Since the days of the enclosures, capital has expanded throughout the globe. What we know as globalisation is a world of globally integrated capitalism. Yet it would be mistaken to see capitalist expansion as merely spatial. Rather there is an attempt to colonise and commodify every aspect of our lives. Workers are monitored and surveilled -from finger scans to urine samples - corporations like Monsanto patent 'brands' of rice or grain, ideas become 'intellectual property', our movement is regulated through borders and checkpoints, and anti-capitalist protests, like those in Seattle and Genova, are turned into expensive Playstation games like State of Emergency, in which you can join the "Freedom Movement," cover your face with a black bandanna and throw Molotov cocktails at the "American Trade Organisation."
But within this dystopic picture, there is another story - or perhaps the same story - the story of resistance. This is the story of the dignity of the Zapatistas, of thousands of Brazilian peasants reoccupying their land, of workers' councils in Argentina, general strikes in Italy and 'riots' within Australia's concentration camps. This is a story that exists on a smaller scale within each workplace and within every one of us. Those who cross the borders are a part of this story: a part of the refusal of capital's enclosures and domination, and the struggle for a world that is not defined by the imposition of work.

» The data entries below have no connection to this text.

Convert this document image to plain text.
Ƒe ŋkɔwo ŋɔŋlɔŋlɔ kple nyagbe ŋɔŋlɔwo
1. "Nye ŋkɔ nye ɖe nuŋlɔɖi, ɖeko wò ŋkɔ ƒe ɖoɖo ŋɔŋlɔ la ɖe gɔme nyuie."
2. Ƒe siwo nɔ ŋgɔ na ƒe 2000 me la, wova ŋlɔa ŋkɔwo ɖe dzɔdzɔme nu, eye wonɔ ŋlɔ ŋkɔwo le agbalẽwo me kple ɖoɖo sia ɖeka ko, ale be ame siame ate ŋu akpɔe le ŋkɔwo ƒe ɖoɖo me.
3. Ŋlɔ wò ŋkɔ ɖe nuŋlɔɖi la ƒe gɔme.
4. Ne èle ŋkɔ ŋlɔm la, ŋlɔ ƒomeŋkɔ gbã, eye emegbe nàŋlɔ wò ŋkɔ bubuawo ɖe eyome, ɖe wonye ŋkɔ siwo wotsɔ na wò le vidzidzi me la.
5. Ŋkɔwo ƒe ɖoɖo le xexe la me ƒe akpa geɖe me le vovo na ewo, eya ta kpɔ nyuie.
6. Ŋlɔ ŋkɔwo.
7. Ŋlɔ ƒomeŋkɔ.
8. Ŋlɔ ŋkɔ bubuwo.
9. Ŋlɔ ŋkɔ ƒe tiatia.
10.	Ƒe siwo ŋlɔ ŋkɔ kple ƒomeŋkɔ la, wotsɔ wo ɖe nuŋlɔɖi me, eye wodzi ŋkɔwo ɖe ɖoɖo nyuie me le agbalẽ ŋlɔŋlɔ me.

As Linebaugh and Rediker say -
"The globalizing powers have a long reach and endless patience. Yet the planetary wanderers do not forget, and they are ever ready from Africa to the Caribbean to Seattle to resist slavery and restore the commons."
To restore the commons is to resist capital's enclosures. To restore the commons is to refuse to be defined by capital's borders. But to restore the commons is to do more than simply escape. Rather it is to create a new world. In our refusal we should all be 'economic migrants', refusing to stay where we can be best exploited. In creating a new world we should learn from those who have come so far and risked so much.
One such man, who escaped from Woomera at Easter only to be later recaptured, said to me, as we smoked cigarettes in a tent in the desert: "Thank you. You are doing something really worth humanity." Today, to resist is to fight for that very humanity, against a system that attempts to dehumanize us all. This man talked of those inside Woomera-people who are called by numbers not names- as the "people anonymous". I was struck by the extent to which this is what we all are to capital: "people anonymous, 'human resources', any pair of hands will do". Yet through our struggles we can begin the journey towards a world where no one is anonymous, and create a world in which each of us can be fully human.